KPMG has defended its actions. “The assumptions and parameters used in the model produced large swings in the financial outcomes. To avoid any misinterpretation, we decided not to publish any findings,” it said yesterday.
AF Consult, however, was not going to let it lie. Tomorrow it will publish its own report, which, it says, has no relation to the work it did for KPMG.
Nonetheless, it concludes that Britain can hit its pollution reduction targets for £45 billion less if renewables are ditched. That would mean a saving of about £725 per person between now and 2020.
Clare Spottiswoode, who chairs Magnox, the nuclear power group, and is a director of Enquest, an oil company, wrote the foreword for AF. “If we are concerned about cost, then renewables have no part to play in reducing greenhouse gas emissions by 80% by 2050 . . . We hope that this paper encourages debate.”
It certainly will.
LAST year British Gas commissioned a survey of 2,000 people that asked how many of them would be willing to pay another £400 a year to ensure the lights stayed on? The answer was 1%.

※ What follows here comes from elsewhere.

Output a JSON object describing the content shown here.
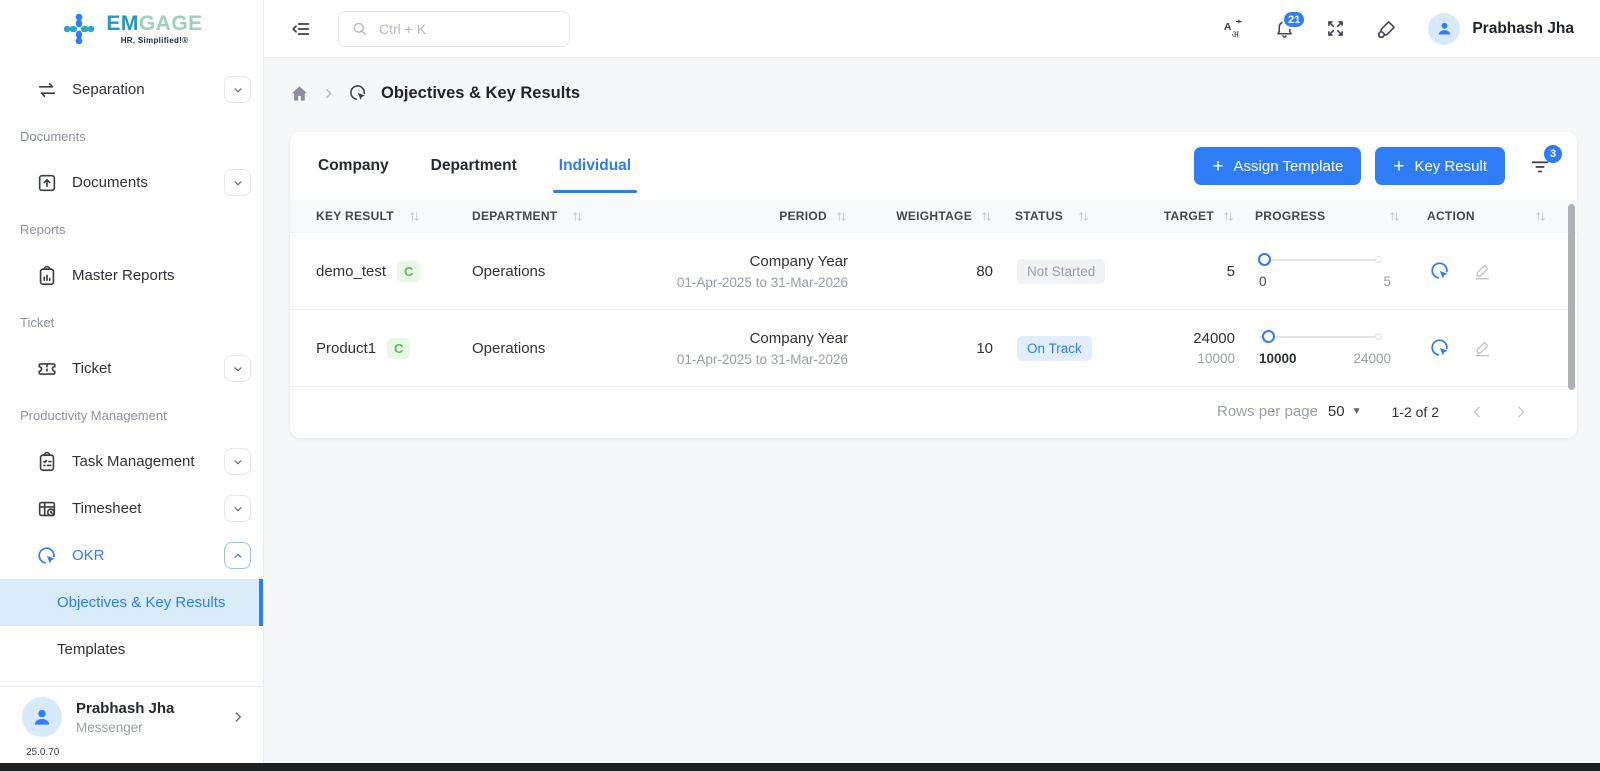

It wasn’t that long ago that the economy was booming. Credit was easy, inflation was low. It was a time of plenty. In that context, climate change surged to the top of the agenda with alarming warnings about the need for urgent action.
Recession took the heat out of the debate. Jobs are the big worry now. Affordability is the new driver of the energy discussion. Can Britain afford to meet the targets signed up to in the good times?

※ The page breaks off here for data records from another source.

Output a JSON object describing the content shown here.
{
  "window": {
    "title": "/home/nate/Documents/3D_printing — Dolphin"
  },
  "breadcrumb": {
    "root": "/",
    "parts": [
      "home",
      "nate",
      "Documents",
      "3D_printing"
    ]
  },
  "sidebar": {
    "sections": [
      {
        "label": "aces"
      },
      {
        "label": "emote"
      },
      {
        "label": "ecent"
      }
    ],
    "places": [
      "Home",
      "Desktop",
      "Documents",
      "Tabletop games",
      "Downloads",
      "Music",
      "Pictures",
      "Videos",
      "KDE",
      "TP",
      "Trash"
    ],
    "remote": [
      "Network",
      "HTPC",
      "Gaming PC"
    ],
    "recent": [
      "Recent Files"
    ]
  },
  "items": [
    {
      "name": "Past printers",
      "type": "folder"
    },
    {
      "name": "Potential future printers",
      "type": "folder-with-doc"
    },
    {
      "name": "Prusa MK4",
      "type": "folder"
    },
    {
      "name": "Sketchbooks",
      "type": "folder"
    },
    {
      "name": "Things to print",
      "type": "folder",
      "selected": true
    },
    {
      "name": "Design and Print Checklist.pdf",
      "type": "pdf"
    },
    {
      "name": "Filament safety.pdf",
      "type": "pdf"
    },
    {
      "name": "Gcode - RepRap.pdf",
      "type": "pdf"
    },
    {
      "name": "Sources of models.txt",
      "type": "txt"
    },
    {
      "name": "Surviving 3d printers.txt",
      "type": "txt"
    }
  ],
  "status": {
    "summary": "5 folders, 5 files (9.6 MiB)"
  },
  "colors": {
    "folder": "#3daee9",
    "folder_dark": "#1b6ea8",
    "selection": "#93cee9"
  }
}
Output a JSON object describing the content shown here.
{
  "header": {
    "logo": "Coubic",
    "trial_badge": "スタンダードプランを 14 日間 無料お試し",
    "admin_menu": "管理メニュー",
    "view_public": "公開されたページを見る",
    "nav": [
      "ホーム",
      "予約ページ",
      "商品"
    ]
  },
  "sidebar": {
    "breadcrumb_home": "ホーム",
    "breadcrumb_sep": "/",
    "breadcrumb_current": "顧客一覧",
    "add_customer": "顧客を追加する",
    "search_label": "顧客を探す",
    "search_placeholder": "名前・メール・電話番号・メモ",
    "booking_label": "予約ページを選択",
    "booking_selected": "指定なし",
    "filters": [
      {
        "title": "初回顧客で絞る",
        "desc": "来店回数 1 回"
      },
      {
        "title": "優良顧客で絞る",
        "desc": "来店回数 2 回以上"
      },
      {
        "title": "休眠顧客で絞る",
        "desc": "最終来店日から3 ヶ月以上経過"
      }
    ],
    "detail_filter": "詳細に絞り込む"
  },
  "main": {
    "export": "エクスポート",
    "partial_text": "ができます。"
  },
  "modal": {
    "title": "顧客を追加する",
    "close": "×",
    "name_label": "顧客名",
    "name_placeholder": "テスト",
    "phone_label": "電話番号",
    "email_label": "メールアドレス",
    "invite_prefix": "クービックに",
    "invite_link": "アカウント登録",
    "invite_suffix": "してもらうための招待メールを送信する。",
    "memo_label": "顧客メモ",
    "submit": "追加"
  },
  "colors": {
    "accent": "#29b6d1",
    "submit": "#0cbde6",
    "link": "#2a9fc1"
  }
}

One target requires a 34% cut in CO2 emissions from the 1990 level by the end of this decade – and an 80% cut by 2050. Another requires renewable energy’s share of overall power consumption to rise to 15% by 2020, from 3.3% today.

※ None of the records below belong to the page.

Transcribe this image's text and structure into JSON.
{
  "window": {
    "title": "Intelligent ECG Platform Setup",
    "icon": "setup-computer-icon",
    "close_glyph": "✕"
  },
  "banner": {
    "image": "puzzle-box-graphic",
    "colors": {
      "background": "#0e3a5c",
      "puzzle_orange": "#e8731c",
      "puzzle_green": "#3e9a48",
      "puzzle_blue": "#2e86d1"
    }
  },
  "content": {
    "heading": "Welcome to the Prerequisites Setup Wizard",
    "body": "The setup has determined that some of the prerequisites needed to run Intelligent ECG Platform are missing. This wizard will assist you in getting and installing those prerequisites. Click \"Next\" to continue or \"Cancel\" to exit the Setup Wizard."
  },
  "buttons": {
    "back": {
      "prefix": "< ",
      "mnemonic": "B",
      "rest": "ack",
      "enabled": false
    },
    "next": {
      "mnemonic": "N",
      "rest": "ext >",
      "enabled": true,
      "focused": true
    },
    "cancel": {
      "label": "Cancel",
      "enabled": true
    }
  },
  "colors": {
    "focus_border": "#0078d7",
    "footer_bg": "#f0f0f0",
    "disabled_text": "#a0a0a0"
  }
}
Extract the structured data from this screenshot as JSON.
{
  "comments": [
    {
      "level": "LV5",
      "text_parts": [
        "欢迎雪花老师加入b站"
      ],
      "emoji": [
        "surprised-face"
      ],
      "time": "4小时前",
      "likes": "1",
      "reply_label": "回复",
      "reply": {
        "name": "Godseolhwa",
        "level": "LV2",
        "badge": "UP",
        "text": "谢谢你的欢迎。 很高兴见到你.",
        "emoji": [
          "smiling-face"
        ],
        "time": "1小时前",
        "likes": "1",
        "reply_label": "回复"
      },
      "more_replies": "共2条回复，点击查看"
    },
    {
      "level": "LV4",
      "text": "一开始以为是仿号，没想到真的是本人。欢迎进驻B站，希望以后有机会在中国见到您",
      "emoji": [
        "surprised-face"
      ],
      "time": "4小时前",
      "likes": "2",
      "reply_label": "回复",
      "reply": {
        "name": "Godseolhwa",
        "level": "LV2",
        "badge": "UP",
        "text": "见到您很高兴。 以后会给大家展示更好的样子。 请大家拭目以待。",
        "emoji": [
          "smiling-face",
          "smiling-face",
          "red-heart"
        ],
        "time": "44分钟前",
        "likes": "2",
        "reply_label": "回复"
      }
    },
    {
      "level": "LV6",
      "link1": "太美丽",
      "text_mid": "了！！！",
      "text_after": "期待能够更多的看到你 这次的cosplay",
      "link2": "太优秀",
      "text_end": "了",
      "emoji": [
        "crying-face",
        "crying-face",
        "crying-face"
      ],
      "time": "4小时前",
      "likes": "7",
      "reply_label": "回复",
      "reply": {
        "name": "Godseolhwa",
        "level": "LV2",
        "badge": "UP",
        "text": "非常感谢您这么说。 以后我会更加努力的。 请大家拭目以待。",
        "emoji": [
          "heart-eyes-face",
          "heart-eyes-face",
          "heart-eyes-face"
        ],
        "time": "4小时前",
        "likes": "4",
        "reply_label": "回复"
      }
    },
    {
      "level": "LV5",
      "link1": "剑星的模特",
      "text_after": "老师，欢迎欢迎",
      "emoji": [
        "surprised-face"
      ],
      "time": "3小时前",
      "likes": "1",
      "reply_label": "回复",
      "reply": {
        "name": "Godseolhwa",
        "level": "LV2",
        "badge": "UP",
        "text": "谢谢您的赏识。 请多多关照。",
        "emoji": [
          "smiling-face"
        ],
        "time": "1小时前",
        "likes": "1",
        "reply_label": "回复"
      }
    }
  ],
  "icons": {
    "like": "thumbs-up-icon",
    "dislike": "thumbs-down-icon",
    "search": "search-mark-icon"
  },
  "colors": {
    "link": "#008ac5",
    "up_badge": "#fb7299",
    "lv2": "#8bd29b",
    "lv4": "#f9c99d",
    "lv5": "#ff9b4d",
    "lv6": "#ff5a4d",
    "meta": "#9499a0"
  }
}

Brussels imposed the targets, and they are legally binding.
Much of the burden falls on the electricity industry because it is the biggest source of pollution. Dozens of coal and oil-fired power stations will be replaced by cleaner alternatives – offshore wind farms, solar arrays, nuclear plants and wood-burning power stations.
According to AF’s calculations, we will need to pay £69 billion for these clean, green plants. That does not include the tens of billions of pounds more needed to connect them to the grid.
But what if we just wanted to cut carbon? After all, isn’t that what this is all about?
If we ignored the renewable energy target yet still hit the emissions goals, it would cost just £24 billion, according to AF. By 2050, the difference would be £150 billion.
AF’s model is based on DECC estimates of future fuel costs. The conclusion is that even if gas and oil prices go up, sticking with traditional power sources will still be less costly than the subsidies needed to prop up low-carbon technologies for decades to come.